Perhaps most consequential is Project Mariner, which introduces what Google calls “agentic capabilities.” This means AI that doesn’t just find information but actually completes tasks on your behalf. The first major use case is agentic shopping checkout through Google Pay, where the AI can handle the entire purchase flow without the user ever visiting a merchant’s website.
No extra technical requirements are needed for websites to appear in AI Overviews or AI Mode beyond standard indexing and snippet eligibility. Publishers can use specific controls to manage their inclusion, but the default is opt-in.
The crypto industry relies heavily on organic discovery. Someone Googles “best staking yields” or “how to bridge ETH to Arbitrum,” clicks a link, and enters the funnel. If Google’s AI Mode answers those questions directly, with a synthesized response that never sends the user to a website, the entire top-of-funnel acquisition strategy for hundreds of crypto projects evaporates.
This matters most for crypto media outlets, educational platforms, and comparison sites.
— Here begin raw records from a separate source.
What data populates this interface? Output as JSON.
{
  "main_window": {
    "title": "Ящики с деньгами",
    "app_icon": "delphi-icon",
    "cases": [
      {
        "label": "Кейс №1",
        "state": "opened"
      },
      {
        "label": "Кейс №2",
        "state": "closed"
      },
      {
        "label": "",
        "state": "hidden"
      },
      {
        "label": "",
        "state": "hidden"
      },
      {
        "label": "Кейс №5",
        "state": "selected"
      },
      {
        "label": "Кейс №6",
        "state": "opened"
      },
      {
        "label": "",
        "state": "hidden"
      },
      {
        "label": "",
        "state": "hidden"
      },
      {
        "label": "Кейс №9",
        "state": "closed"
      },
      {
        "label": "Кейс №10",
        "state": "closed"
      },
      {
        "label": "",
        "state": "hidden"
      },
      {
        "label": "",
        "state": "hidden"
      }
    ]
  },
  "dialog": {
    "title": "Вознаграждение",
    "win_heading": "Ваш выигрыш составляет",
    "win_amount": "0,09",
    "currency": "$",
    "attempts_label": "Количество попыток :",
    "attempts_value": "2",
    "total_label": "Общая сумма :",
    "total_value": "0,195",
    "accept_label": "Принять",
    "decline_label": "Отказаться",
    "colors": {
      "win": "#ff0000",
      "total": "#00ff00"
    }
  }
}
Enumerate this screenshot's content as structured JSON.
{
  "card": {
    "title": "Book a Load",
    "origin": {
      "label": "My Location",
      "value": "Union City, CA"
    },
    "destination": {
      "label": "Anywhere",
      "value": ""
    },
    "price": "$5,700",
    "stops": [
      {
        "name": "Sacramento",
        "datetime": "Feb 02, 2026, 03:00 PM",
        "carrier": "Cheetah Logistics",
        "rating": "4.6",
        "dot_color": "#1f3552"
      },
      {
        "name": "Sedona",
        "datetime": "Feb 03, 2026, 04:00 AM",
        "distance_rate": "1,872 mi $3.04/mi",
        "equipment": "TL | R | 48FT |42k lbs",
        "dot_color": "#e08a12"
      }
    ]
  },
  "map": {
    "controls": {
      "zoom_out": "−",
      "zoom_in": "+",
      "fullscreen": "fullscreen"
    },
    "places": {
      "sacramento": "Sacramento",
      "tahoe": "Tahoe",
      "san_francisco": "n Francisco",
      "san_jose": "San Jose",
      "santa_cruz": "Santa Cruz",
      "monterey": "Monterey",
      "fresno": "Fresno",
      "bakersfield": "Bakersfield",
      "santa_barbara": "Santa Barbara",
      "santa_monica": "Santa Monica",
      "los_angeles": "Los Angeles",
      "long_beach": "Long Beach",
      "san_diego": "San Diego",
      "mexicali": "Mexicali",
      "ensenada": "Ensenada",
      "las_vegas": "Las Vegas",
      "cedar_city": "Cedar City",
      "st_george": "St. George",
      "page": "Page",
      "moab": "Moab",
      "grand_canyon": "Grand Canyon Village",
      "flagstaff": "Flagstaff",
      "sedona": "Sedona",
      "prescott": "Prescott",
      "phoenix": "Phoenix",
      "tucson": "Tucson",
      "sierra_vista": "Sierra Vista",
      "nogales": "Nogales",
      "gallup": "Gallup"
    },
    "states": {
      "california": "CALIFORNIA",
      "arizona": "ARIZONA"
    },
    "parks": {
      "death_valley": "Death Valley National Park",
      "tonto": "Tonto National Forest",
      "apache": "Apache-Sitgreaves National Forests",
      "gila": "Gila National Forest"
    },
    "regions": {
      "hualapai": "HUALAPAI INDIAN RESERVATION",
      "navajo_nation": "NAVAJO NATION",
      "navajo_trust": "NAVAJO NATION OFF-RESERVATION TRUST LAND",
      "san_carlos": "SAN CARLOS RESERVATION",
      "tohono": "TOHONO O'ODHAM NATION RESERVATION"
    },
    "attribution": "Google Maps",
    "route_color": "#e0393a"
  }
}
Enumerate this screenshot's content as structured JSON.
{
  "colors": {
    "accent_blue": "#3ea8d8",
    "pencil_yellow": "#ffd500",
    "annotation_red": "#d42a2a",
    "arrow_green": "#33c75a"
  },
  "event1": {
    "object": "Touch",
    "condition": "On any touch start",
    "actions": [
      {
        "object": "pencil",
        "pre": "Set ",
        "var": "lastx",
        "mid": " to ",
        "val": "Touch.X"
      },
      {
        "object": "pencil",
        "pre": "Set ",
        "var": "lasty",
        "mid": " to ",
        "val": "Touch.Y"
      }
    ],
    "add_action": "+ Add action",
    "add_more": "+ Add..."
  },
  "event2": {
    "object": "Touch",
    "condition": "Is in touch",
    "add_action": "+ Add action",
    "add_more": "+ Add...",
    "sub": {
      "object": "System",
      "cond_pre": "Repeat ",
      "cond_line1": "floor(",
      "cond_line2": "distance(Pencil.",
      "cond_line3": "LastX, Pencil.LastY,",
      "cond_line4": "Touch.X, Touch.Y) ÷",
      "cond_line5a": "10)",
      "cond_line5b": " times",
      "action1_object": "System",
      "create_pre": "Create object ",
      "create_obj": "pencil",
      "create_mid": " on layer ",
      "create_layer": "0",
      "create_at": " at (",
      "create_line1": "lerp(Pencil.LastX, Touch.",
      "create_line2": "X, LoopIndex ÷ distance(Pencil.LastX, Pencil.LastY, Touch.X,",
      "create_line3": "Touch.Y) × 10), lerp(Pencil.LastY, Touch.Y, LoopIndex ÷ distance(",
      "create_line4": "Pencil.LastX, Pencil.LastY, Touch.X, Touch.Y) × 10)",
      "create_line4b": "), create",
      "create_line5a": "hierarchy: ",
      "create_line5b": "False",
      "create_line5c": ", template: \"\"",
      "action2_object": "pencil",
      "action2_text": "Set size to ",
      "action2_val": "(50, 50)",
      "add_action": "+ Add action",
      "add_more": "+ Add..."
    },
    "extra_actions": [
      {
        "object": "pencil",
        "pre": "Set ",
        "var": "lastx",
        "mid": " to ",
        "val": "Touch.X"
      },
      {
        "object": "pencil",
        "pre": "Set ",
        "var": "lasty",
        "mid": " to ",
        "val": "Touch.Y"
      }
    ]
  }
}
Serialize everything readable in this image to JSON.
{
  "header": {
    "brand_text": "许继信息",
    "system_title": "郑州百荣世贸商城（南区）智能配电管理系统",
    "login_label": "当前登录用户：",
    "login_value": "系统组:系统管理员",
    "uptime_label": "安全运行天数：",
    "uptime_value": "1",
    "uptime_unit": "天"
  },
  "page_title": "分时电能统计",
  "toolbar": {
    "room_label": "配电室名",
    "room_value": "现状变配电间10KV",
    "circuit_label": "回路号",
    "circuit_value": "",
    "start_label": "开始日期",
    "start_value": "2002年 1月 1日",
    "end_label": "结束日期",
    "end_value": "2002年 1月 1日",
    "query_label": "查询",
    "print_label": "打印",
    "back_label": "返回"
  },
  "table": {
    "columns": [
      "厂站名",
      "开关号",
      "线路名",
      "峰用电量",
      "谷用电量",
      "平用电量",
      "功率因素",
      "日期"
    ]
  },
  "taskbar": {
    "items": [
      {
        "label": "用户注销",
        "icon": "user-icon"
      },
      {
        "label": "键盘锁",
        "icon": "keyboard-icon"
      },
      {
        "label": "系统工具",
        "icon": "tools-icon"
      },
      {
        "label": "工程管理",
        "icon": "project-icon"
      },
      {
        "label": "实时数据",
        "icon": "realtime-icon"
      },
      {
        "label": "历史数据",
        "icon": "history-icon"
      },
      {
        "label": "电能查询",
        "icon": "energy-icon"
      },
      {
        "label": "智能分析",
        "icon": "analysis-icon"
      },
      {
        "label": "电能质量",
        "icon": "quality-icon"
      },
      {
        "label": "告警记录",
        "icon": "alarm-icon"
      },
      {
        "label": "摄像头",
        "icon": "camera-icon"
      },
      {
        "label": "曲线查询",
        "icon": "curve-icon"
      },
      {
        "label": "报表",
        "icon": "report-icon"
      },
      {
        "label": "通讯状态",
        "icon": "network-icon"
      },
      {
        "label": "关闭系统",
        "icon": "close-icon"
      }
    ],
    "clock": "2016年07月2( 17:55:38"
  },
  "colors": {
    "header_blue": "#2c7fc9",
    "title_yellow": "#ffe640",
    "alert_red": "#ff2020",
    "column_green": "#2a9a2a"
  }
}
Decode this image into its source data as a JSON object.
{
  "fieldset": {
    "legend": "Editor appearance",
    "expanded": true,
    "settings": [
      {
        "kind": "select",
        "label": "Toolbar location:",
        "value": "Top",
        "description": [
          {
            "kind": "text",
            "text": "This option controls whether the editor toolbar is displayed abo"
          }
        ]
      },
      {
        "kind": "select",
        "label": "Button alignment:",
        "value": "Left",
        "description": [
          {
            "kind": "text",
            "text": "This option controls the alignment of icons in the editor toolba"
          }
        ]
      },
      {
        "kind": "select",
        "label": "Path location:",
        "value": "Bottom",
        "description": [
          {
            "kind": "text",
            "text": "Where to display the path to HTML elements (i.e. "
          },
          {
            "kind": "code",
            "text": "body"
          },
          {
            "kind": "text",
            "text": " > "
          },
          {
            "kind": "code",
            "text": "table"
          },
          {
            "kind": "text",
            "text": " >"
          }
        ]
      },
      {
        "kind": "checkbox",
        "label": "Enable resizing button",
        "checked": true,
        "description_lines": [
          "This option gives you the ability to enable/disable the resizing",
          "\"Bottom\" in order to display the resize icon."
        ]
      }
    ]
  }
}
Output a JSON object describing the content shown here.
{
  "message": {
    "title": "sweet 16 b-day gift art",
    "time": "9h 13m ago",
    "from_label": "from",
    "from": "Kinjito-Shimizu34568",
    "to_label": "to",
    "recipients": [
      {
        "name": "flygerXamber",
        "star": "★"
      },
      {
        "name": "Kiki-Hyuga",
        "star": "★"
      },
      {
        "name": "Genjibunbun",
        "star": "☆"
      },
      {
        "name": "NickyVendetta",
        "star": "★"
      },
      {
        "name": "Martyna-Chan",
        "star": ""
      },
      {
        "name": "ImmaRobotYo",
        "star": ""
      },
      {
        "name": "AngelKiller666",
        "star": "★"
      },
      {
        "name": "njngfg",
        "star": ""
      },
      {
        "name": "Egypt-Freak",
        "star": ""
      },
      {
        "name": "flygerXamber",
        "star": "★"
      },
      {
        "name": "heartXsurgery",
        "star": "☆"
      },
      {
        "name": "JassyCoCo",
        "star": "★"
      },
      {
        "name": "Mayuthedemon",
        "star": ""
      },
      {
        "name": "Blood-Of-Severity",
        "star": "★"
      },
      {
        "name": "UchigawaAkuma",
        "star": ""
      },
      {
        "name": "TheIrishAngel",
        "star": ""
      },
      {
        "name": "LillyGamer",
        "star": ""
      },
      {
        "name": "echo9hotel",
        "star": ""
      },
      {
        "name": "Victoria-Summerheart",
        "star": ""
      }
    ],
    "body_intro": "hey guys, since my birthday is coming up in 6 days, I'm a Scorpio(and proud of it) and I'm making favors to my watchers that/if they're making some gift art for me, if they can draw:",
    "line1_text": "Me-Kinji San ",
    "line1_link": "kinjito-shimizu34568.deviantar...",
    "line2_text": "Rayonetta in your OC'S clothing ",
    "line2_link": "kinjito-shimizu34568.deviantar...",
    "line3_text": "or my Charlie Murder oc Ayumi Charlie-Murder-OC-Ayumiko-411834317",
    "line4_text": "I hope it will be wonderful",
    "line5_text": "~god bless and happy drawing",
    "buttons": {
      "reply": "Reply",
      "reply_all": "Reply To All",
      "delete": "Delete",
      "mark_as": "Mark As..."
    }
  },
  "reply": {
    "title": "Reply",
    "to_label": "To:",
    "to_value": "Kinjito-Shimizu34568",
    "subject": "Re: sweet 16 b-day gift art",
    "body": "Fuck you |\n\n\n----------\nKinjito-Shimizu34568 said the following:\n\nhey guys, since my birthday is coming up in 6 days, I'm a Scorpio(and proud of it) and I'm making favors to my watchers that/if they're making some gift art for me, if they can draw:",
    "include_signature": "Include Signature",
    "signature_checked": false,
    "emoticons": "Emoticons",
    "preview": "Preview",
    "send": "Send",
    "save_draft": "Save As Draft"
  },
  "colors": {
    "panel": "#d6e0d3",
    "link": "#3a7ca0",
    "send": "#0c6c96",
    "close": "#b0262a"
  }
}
The business model of “rank well on Google, attract readers, monetize through ads or affiliate links” has already been under pressure from AI Overviews.
Project Mariner’s ability to complete transactions autonomously through Google Pay hints at a future where AI agents interact with commerce infrastructure directly, raising the question of whether Google’s walled garden will route all transactions through traditional payment rails, effectively sidelining decentralized alternatives.